Morels are a classic choice for Oregon mushroom hunters, for what Mother Earth News described as their "earthy, nutty, steak-like flavor" and because they are easy to identify. Several varieties of morels are found in Oregon, including the Fuzzy Foot and the North American Yellow, according to the MushroomExpert.com. A morel looks like a mottled sponge stuck on top of a white stalk and can grow to be up to one foot tall. The cap can range in color from a light tan to gray-black. There are mushrooms called false morels that strongly resemble this type of mushroom, but these are easily identified and separated. Simply cut open any morel before eating it. If the mushroom has an empty cavity inside the cap it is the real thing and will not poison you. Morels prefer the damp conditions that are common in Oregon's lowland forests, especially on and around river banks, and the morel season is between spring and early summer.

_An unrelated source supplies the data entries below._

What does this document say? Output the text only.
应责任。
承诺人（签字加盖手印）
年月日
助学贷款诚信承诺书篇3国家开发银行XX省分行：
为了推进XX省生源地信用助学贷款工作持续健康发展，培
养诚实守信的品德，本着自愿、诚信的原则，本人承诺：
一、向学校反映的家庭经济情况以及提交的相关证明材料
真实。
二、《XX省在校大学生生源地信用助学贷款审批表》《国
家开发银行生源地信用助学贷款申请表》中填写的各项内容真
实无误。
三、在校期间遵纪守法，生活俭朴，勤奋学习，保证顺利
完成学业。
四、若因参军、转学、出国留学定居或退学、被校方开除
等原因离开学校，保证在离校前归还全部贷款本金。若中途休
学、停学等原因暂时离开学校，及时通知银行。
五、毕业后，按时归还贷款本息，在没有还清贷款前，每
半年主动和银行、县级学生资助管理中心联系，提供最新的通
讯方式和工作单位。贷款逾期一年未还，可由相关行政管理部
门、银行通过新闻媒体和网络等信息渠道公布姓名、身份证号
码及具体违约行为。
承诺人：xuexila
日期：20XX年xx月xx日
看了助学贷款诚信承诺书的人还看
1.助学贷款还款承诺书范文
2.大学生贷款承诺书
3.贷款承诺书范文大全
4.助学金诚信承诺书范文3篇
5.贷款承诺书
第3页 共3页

Matsutakes (pictured above)
Matsutake mushrooms are known for what Pacific Rim Mushrooms described as their "sweet and spicy" fragrance. The matsutake is a small, white, almost featureless mushroom. These mushrooms grow around the roots of a variety of tree types, such as fir, oak, hemlock and pine, and are usually found under a thin layer of dirt, leaves and other debris. They are found in most Oregon forests, such as the Siuslaw, Deschutes, Ochoco and Fremont-Winema National Forests. To hunt for these mushrooms, look for telltale bumps in the ground among the roots of the aforementioned trees, and then gently search for the mushrooms with your fingers. Matsutake season lasts through the autumn and into the first frosts of winter.